PITTSBURGH City weighs bankruptcy protection over budget shortfall



Pittsburgh faces a budget shortfall of $40 million to $50 million this year.
PITTSBURGH (AP) -- Although Pittsburgh Mayor Tom Murphy says bankruptcy is still an option for the city if new revenue cannot be raised, financial analysts say that actually reaching the level of municipal insolvency is a rarity.
"If a major municipality waltzes into bankruptcy court, it's a very big deal," said Robert Strauss, professor of economics and public policy at Carnegie Mellon University.
Bridgeport, Conn., and Camden, N.J., are the only sizable cities that have filed for bankruptcy in the past quarter century, and neither was granted federal protection.
Threatened, never filed
Cleveland and New York in the 1970s, and Philadelphia a decade ago, threatened bankruptcy, but never filed petitions.
A dozen or so small towns and villages also have filed for bankruptcy.
Shenandoah, a borough of 5,600 in Schuylkill County, remains the only place in Pennsylvania to do so recently, and its 1988 case was dismissed. The borough sought state help under Act 47, which Mayor Murphy has said remains an option for Pittsburgh.

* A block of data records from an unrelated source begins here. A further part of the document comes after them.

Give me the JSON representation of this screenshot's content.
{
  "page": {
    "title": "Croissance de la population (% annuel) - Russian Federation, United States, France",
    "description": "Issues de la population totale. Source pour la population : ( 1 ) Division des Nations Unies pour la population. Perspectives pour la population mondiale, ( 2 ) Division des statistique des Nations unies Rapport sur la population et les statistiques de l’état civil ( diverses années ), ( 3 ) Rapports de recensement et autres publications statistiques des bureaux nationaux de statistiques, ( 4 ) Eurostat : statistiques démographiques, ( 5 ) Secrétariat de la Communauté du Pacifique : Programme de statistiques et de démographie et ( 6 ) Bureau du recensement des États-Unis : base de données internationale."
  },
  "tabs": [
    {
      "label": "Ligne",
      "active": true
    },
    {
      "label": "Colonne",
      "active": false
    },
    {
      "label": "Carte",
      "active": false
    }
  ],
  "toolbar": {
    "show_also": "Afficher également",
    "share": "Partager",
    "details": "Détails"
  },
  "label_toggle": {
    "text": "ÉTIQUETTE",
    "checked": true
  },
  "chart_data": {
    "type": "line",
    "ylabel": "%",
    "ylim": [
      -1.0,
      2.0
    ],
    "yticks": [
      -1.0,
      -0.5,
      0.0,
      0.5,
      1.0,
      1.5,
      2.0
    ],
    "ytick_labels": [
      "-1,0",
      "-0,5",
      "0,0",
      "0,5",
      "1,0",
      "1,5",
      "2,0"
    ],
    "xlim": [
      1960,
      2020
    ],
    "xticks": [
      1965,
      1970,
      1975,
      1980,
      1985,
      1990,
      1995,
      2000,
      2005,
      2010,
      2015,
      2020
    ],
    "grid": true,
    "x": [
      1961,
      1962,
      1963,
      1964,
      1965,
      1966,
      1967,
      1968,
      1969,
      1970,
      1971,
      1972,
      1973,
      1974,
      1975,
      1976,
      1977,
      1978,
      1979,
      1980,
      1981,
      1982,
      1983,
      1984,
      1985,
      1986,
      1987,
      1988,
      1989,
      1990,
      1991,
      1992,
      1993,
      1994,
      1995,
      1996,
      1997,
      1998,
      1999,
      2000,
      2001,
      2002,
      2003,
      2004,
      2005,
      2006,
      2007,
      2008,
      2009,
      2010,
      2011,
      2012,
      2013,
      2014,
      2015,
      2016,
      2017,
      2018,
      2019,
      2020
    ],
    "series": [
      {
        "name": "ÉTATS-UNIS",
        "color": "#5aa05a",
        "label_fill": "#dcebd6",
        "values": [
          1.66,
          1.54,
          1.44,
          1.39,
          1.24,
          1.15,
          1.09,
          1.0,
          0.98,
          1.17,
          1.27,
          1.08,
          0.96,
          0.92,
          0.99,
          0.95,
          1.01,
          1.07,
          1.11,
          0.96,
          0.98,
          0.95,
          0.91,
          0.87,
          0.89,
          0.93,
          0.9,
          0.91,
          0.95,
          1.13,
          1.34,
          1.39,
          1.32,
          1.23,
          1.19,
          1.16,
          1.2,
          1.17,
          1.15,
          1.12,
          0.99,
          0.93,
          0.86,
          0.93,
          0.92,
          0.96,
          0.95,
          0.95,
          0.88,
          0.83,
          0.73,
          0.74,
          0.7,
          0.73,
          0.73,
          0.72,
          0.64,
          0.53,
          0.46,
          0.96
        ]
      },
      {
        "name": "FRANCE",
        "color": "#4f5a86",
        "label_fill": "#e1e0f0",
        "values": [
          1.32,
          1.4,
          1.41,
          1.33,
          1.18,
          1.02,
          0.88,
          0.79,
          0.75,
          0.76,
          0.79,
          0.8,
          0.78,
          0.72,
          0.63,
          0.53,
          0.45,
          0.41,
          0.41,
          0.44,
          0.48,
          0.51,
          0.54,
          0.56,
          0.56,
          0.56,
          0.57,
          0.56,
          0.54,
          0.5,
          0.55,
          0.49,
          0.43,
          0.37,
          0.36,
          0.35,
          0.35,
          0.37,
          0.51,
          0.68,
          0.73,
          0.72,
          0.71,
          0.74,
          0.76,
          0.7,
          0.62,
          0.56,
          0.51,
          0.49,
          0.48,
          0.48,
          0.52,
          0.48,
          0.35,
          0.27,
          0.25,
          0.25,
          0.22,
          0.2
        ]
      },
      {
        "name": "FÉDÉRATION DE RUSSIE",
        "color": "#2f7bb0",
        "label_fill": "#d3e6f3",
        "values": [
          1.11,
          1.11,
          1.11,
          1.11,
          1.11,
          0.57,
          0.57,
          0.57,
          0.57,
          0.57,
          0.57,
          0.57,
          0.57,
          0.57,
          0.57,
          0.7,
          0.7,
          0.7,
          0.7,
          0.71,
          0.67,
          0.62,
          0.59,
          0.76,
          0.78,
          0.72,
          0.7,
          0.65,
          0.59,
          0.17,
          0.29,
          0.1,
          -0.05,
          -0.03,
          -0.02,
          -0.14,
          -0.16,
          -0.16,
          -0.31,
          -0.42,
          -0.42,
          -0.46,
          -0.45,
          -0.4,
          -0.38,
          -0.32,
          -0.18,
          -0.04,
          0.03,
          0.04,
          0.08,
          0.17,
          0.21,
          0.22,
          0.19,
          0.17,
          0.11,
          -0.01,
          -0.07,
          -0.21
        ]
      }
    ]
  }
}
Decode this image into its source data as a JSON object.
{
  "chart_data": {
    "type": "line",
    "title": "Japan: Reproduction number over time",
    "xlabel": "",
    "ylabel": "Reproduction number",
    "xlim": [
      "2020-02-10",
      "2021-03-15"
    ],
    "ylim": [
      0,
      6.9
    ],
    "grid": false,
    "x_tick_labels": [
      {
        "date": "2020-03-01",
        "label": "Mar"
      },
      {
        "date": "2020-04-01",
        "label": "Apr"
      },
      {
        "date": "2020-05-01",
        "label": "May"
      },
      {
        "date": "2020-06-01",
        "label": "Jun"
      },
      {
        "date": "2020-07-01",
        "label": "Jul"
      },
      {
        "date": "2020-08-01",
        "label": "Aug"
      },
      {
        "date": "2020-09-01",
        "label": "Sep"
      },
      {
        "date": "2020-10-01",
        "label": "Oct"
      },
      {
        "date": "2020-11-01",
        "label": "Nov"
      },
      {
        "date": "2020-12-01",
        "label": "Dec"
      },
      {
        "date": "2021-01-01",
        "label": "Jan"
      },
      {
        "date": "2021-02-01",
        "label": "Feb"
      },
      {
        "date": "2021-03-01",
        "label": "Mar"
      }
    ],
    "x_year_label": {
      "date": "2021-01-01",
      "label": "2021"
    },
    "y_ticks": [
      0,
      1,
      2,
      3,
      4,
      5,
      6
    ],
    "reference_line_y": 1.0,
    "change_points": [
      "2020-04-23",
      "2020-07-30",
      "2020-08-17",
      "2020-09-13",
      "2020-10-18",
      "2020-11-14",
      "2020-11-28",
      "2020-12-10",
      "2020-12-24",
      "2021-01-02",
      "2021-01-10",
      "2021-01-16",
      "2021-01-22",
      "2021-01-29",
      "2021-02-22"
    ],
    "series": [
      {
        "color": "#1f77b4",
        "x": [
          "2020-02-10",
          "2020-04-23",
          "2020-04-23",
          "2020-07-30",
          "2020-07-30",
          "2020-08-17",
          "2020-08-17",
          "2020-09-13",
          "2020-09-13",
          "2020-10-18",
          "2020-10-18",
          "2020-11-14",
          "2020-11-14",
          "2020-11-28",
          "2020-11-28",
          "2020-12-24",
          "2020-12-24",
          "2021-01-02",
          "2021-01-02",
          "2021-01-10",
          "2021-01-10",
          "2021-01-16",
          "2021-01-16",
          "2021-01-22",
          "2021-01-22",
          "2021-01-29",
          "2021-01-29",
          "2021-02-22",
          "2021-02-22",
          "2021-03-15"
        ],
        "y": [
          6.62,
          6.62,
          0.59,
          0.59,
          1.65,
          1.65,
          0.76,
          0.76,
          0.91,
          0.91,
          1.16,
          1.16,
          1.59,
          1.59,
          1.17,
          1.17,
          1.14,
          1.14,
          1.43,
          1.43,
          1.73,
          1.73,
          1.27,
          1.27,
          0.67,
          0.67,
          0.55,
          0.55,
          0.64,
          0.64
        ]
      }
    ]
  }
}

Being granted Act 47 status under the state's Financially Distressed Municipalities Act, which allows bankruptcy for municipalities, would involve a state takeover of the city, allowing the state to renegotiate contracts.
Budget shortfall
Pittsburgh faces a projected budget shortfall of $40 million to $50 million in its $386 million budget this year, an amount that could double in the next one to two years.
Murphy is seeking approval from the Legislature to raise taxes, including the occupation tax for people commuting to the city for work. Suburban legislators have opposed such an increase.
Some specialists say bankruptcy is not even the right word to use, whether coming from Murphy or from the authors of numerous studies that suggest the city could face insolvency.
"That's stupid," said John Mikesell, a government finance professor at Indiana University in Bloomington, Ind. "The city's going to remain a 'going concern.' It's a geographic monopoly. It's going to be the city of Pittsburgh. ... There are streets to take care of, fire services to provide, police to operate. It's going to be done."
The city still has the ability to raise property taxes, along with parking and license fees, although the mayor has said putting undue fiscal pressure on city residents would create an exodus and dig an even deeper hole for Pittsburgh.
Enough to bargain with
No one denies that the city's financial plight is serious, and even though the chances are slim, the threat of bankruptcy in some cases is enough to bargain with.
Camden, N.J., filed for bankruptcy in 1999 in an effort to get help from the state. The case was subsequently dismissed when the state stepped in.
"They used that to put pressure on the government to provide financing," said Jim Spiotto, who chairs the National Association of Bond Lawyers' bankruptcy committee. "Sometimes the threat gets you more than the reality."